Senin, 21 November 2011

Tentang Ideologi dan Hati

Membaca setiap karya Cak Nun (Emha Ainun Nadjib) layaknya belajar bahwa kita manusia sesungguhnya memiliki begitu banyak kekayaan berpikir. Punya kecerdasan yang tidak hanya mentok di satu sudut pandang dan satu tahap proses. Namun otak kita jumud karena pendidikan tak memberikan ruang dan informasi instan dunia maya terus menjejali.
Ada 6 gagasan besar dalam buku “Demokrasi La Roiba Fih”. Salah satunya menyindir tentang fenomena populis, di mana saat ini setiap orang ingin menjadi unggul di atas orang lain.

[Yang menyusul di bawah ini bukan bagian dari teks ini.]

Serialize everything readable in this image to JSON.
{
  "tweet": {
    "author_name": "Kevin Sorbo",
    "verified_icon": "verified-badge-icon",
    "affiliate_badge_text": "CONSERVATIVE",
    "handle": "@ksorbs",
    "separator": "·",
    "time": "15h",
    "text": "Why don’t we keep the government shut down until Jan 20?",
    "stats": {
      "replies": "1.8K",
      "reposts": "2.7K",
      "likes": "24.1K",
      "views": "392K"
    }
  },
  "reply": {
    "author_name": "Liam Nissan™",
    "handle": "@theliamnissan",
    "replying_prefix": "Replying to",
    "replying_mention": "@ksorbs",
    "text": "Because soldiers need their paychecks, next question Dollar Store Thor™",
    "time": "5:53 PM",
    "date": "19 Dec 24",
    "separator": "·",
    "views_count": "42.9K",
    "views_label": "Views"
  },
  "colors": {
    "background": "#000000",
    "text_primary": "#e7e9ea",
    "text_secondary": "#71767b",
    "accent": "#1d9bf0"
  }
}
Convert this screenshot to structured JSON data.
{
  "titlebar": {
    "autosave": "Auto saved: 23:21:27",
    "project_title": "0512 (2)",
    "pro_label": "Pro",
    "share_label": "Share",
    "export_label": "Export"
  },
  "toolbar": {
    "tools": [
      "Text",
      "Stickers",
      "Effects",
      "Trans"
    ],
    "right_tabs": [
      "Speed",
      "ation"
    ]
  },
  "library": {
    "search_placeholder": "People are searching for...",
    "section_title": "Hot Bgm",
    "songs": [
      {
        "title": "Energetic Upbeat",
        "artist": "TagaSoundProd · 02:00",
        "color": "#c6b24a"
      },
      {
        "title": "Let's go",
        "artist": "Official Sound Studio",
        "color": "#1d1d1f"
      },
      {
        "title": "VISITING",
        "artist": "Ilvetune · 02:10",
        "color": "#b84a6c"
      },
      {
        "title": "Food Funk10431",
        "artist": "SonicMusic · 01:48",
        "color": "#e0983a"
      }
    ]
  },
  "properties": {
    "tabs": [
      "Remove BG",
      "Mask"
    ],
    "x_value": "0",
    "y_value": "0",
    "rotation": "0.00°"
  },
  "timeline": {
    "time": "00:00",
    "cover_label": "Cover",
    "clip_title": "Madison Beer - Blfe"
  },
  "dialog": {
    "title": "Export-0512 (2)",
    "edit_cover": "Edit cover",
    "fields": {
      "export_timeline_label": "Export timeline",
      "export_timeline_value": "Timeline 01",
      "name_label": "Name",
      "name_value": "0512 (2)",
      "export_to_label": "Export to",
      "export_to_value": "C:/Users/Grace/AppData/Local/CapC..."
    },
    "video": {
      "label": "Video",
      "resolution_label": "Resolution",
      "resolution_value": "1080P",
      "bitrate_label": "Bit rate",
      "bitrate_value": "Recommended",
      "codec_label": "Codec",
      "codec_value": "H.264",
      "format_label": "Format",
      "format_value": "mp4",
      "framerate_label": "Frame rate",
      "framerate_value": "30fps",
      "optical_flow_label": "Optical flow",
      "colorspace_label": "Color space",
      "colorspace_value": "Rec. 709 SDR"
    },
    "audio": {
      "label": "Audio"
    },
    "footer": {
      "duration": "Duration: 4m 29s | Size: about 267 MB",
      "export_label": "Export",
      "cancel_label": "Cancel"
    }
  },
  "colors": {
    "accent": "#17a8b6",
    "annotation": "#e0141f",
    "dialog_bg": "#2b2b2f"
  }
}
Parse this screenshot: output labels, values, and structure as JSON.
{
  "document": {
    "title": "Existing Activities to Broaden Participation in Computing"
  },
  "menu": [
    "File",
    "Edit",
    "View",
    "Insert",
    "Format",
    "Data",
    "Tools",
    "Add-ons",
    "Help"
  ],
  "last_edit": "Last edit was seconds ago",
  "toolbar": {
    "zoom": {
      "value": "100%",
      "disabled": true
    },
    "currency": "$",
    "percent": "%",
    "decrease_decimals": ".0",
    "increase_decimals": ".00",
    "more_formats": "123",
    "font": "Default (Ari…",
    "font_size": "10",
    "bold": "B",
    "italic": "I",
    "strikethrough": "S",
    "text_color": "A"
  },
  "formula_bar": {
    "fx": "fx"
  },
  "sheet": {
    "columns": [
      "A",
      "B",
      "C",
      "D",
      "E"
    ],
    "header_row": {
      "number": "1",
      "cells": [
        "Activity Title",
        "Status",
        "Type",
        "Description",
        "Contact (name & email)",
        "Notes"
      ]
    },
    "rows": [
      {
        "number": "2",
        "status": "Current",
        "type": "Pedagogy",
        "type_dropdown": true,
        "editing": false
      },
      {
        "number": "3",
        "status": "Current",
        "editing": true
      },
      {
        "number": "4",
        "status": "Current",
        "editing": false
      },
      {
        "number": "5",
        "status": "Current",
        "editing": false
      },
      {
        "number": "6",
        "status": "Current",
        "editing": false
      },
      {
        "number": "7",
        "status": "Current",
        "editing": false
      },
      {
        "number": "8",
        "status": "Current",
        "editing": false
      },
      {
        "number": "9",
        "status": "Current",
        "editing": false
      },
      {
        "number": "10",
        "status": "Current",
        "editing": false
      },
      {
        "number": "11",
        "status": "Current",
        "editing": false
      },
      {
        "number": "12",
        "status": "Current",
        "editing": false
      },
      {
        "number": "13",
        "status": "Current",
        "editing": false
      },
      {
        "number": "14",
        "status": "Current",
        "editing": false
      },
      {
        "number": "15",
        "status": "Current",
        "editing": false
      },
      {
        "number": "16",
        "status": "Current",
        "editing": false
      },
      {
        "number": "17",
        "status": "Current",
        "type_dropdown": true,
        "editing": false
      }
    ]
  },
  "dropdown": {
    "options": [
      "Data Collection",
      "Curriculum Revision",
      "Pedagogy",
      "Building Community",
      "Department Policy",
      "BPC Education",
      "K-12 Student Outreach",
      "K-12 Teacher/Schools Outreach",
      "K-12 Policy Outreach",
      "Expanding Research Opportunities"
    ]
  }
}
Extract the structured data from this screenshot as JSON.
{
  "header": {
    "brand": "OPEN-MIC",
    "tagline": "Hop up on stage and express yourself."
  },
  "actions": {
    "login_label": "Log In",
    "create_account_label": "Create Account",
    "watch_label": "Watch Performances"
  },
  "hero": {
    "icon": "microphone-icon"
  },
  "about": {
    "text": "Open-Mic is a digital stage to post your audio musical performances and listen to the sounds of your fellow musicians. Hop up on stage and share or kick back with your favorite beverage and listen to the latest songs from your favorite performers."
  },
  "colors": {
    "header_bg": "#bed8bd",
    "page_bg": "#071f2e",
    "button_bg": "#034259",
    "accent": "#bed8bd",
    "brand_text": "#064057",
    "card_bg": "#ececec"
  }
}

.. Tiba-tiba pula mas wartawan nyeletuk, “Drumband TK-nya Mbak pernah juara?”
Sang Kolopaking yang sedang naik pitam menjawab, “Jangan sampai juara! Bahaya bagi perkembangan anak-anak dan manusia. Aku bikin sekolahan bukan untuk hebat-hebatan di antara sesama manusia. Bukan untuk pertandingan dan mempermalukan satu sama lain. Anakku sendiri saja aku jaga jangan sampai dia merasa unggul dari siapapun juga, apalagi kasih piala atau sertifikat. Manusia hidup itu saling menghormati saja, saling diam-diam menyadari keunggulan masing-masing. Karena tidak ada orang unggul-unggul benar. Selalu unggul A tidak unggul B. Tuhan memberi kelebihan pada setiap orang secara berbeda-beda, kita jangan mengotak mereka dalam kebodohan yang disebut keunggulan dan kehebatan!”
Cak Nun mengungkap pula kisah tentang Pak Patul, pedagang bakso yang membagi uang yang tiap kali ia terima dari pelanggannya ke tiga kotak. Kotak pertama untuk anak istrinya, sebagai kewajiban utama dalam hidupnya. Kotak kedua untuk zakt, infaq, qurban, dan sejenisnya, sebagai representasi milik orang lain. Kotak ketiga adalah milik Tuhan, karena dari recehan yang dimasukkan akan digunakannya untuk pergi haji.
Tak melulu tertarik hal besar dan serius, di salah satu tulisannya Cak Nun mengupas kebiasaan orang Madura yang selalu melepas sepatu sebelum masuk ke tempat manapun. Ketika rombongan orang Madura ini hendak menghadap Presiden, mereka melepas sandalnya di bus sebelum masuk ke istana. Petugas istana menegur mereka. Lantas perwakilan Sampang ini menjawab, “Lho Sampeyan ini bagaimana, aku menghadap Tuhan saja dak pakai sepatu, kok Presiden mau lebih hebat dari Tuhan sehingga kita diwajibkan pakai sepatu?“. Heheheh…
Tulisannya mengalir, kuat secara ideologi namun mampu menyentuh akal dan emosi. Di balik kehandalannya mengendalikan pena, Cak Nun tetaplah orang yang tahu diri. Tak mau jumawa dengan puja puji. Apalagi sekedar terkenal hanya untuk nampang di televisi :)
… Di saat lain aku bertanya, “Kalau pergi umroh atau haji, ketika berthawaf: sampeyan cenderung mendekat-dekat ke Ka’bah termasuk supaya bisa mencium Hajar Aswad ataukah cenderung meletakkan diri jauh-jauh dari rumah Allah?”. 100 persen menjawab “mendekat-dekat ke Ka’bah”. Terhadap dialog tema ini kadang aku menggoda, “Mohon maaf aku sendiri termasuk orang yang takut-takut mendekat ke rumah Allah. Datang ke Makkah saja pakewuh. Bahkan ketika berthawaf aku hanya melirik sedikit-sedikit atau mencuri pandang ke Ka’bah. Sebab aku merasa tidak pantas bertamu ke rumah Allah. Bau aku busuk. Kelakuan aku buruk. Tidak ada cukup kepantasan untuk berada di dekat rumah Allah”.